Always look on the bright side of death /

Just before you draw your terminal breath

The “Don’t Worry, Be Happy”, whistle-your-blues-away, approach to your impending demise might be a little hard to put into practice. While Monty Python’s “Life of Brian” got us laughing about it, death itself is one of life’s imponderables.

Hey, it’s possible that science guru Dr Karl Kruszelnicki is right. He reckons Gen X might be “the first generation to live forever … with a healthy 18-25-year old body”. Yep, he reckons so. In which case, we won’t have to contemplate that whole, nasty, death caper.

(But Dr Karl said that in 2004 when this Gen Xer’s body was 33. That same body is now 42 and looking decreasingly, in an exponential manner, like a 25-year-old’s body anymore.)

While eternal life might eventually happen, it probably won’t be in our lifetimes. So, sorry to bum you out, but you need to prepare to die.

Have you ever put any thought into it?

Probably not much, for most of you under 50, I’m guessing. It’s not something that, when you wake up on Saturday morning to take the kids off to swimming, you’re thinking: “Great, the afternoon is free! I’m going to start preparing for my death”.

But, in all honesty, you sorta need to.

Putting some thought into the day you fall off the perch is called “estate planning”. Sure, it’s a phrase with less appeal than clipping your toenails, but it’s really important, particularly for your family.

Not getting it right could cost even the average Australian $100,000, but potentially many multiples of that. And by “average Australian”, I mean your family. Because don’t forget, you, personally, are pushing up daisies.

Proper estate planning is important for everyone. Few actually do much about it. But it becomes crucially important sometime between when the little blue line appears on that stick and making your fortune, or at least amassing a few assets.

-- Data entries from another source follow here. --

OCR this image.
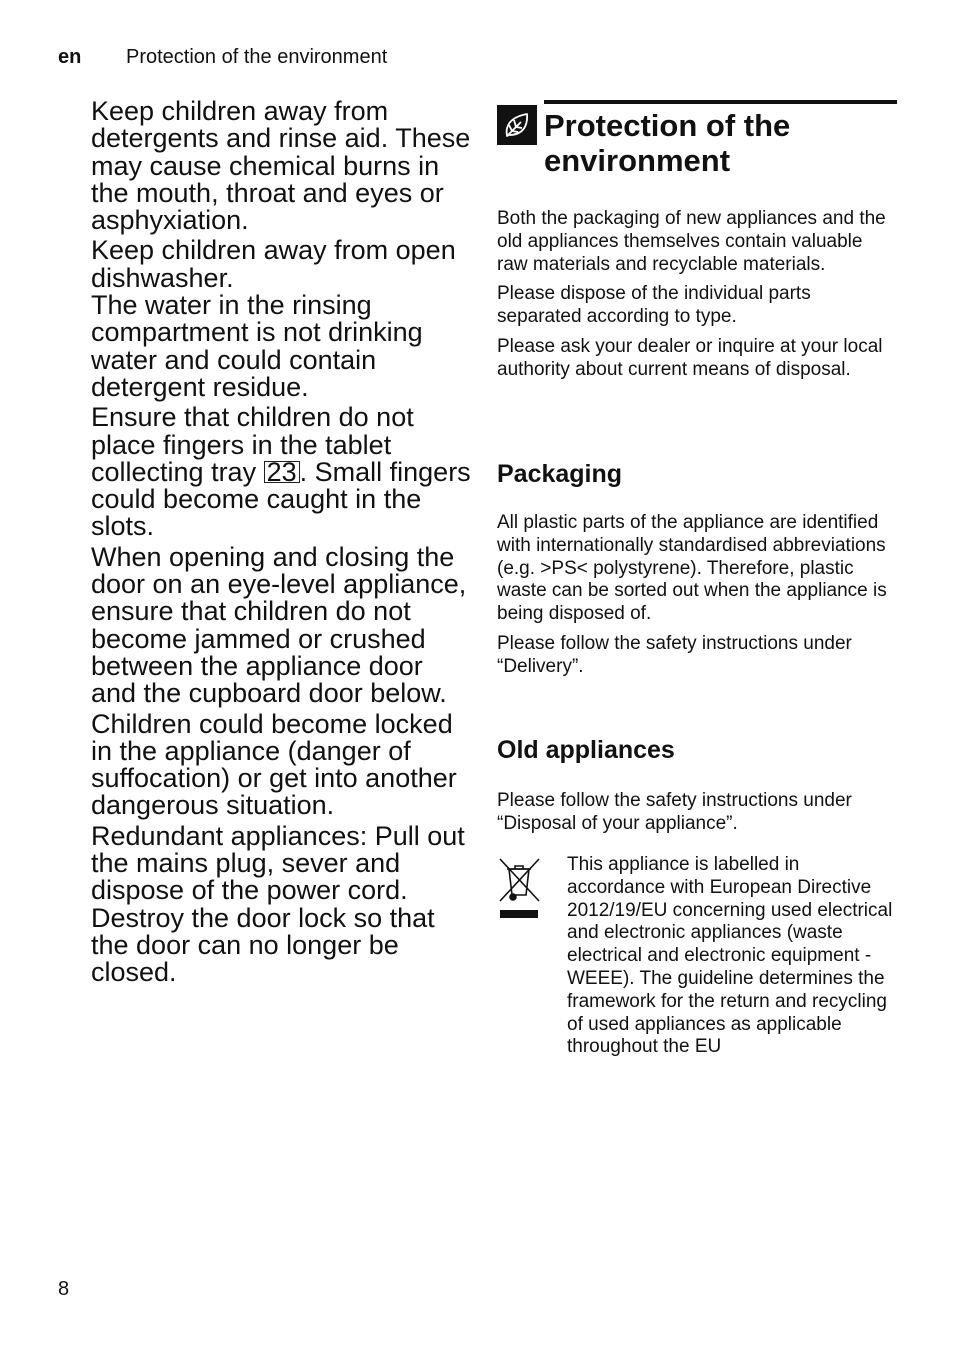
en Protection of the environment

Keep children away from detergents and rinse aid. These may cause chemical burns in the mouth, throat and eyes or asphyxiation.

Keep children away from open dishwasher.

The water in the rinsing compartment is not drinking water and could contain detergent residue.

Ensure that children do not place fingers in the tablet collecting tray 23 . Small fingers could become caught in the slots.

When opening and closing the door on an eye-level appliance, ensure that children do not become jammed or crushed between the appliance door and the cupboard door below.

Children could become locked in the appliance (danger of suffocation) or get into another dangerous situation.

Redundant appliances: Pull out the mains plug, sever and dispose of the power cord. Destroy the door lock so that the door can no longer be closed.

Protection of the environment

Both the packaging of new appliances and the old appliances themselves contain valuable raw materials and recyclable materials.

Please dispose of the individual parts separated according to type.

Please ask your dealer or inquire at your local authority about current means of disposal.

Packaging

All plastic parts of the appliance are identified with internationally standardised abbreviations (e.g. >PS< polystyrene). Therefore, plastic waste can be sorted out when the appliance is being disposed of.

Please follow the safety instructions under “Delivery”.

Old appliances

Please follow the safety instructions under “Disposal of your appliance”.

This appliance is labelled in accordance with European Directive 2012/19/EU concerning used electrical and electronic appliances (waste electrical and electronic equipment - WEEE). The guideline determines the framework for the return and recycling of used appliances as applicable throughout the EU
8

But some basic estate planning doesn’t have to include hiring an army of expensive professionals. It’s largely about leaving “the right assets to the right people at the right time”.

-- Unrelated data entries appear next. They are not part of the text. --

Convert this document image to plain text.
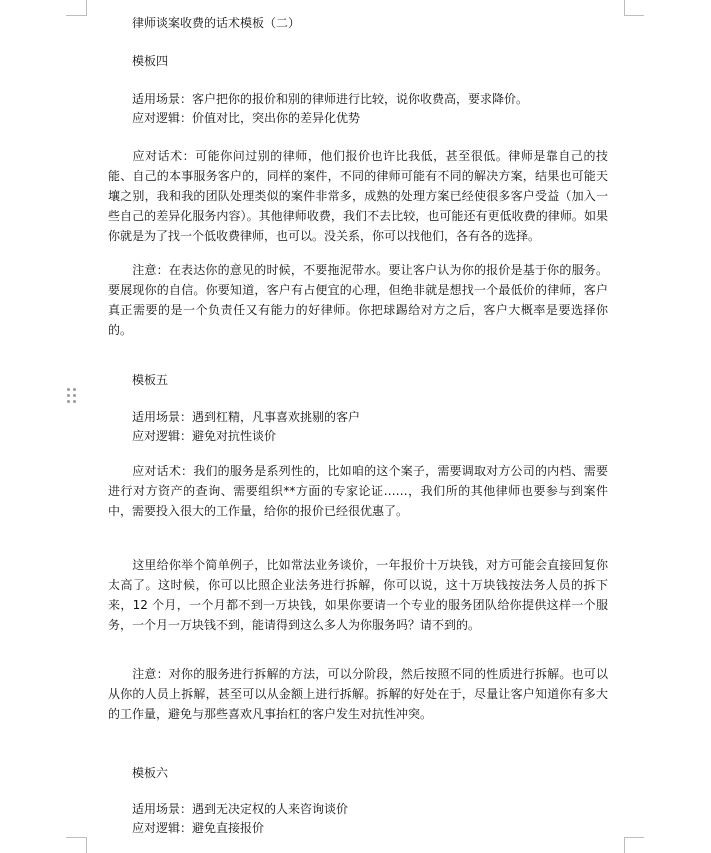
律师谈案收费的话术模板（二）
模板四
适用场景：客户把你的报价和别的律师进行比较，说你收费高，要求降价。
应对逻辑：价值对比，突出你的差异化优势
应对话术：可能你问过别的律师，他们报价也许比我低，甚至很低。律师是靠自己的技能、自己的本事服务客户的，同样的案件，不同的律师可能有不同的解决方案，结果也可能天壤之别，我和我的团队处理类似的案件非常多，成熟的处理方案已经使很多客户受益（加入一些自己的差异化服务内容）。其他律师收费，我们不去比较，也可能还有更低收费的律师。如果你就是为了找一个低收费律师，也可以。没关系，你可以找他们，各有各的选择。
注意：在表达你的意见的时候，不要拖泥带水。要让客户认为你的报价是基于你的服务。要展现你的自信。你要知道，客户有占便宜的心理，但绝非就是想找一个最低价的律师，客户真正需要的是一个负责任又有能力的好律师。你把球踢给对方之后，客户大概率是要选择你的。
模板五
适用场景：遇到杠精，凡事喜欢挑剔的客户
应对逻辑：避免对抗性谈价
应对话术：我们的服务是系列性的，比如咱的这个案子，需要调取对方公司的内档、需要进行对方资产的查询、需要组织**方面的专家论证……，我们所的其他律师也要参与到案件中，需要投入很大的工作量，给你的报价已经很优惠了。
这里给你举个简单例子，比如常法业务谈价，一年报价十万块钱，对方可能会直接回复你太高了。这时候，你可以比照企业法务进行拆解，你可以说，这十万块钱按法务人员的拆下来，12 个月，一个月都不到一万块钱，如果你要请一个专业的服务团队给你提供这样一个服务，一个月一万块钱不到，能请得到这么多人为你服务吗？请不到的。
注意：对你的服务进行拆解的方法，可以分阶段，然后按照不同的性质进行拆解。也可以从你的人员上拆解，甚至可以从金额上进行拆解。拆解的好处在于，尽量让客户知道你有多大的工作量，避免与那些喜欢凡事抬杠的客户发生对抗性冲突。
模板六
适用场景：遇到无决定权的人来咨询谈价
应对逻辑：避免直接报价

Here are some of the basics.

Start with your super fund. I don’t care whether your balance is $10,000 or $1 million. Who is your super fund death benefit payable to? Is it your current partner? Or a girlfriend/boyfriend/defacto from 10 years ago?

Seriously, from my experience as an adviser, it’s often made out to your mum (but rarely dad. Poor dad!), brothers and sisters, even though you moved out of home 10-plus years ago and you’ve been married for five.

Life insurance. On top of your super, you probably have some insurance inside your fund. In the event of your death, add up your super balance and your insurance (a topic I’ll tackle in my next column) and many people who haven’t thought about their super might be leaving a few hundred thousand dollars to someone. It’s time to give a damn about who that is. Do you really want that person you were dating for a year 15 years ago to pick up $300,000, to take the bloke she dumped you for on a world cruise? It could happen.

And there’s your will. For many, this can be a simple document. But if you’ve got any complications in your life (Brady Bunch families, small businesses, estranged relationships or children, etc), then you’ll need some help drafting it.

It’s about there that you start to get into the complicated stuff.

Do you run your owns small business? How’s it set up? Are you running it as a company, or a company and trust? Have you considered a discretionary family trust to help manage your business affairs and passing that on after your death?

Are you part of the million-strong army of self-managed super fund trustees? Modern SMSFs can be awesomely powerful tools for intergenerational wealth transfer, in a tax effective manner.

And then there are “testamentary trusts” (see Nick Bruining’s piece today/opposite). You want to control who gets what from beyond the grave in a good witch/bad witch sort of way? This is the vehicle to do that, and tax effectively too.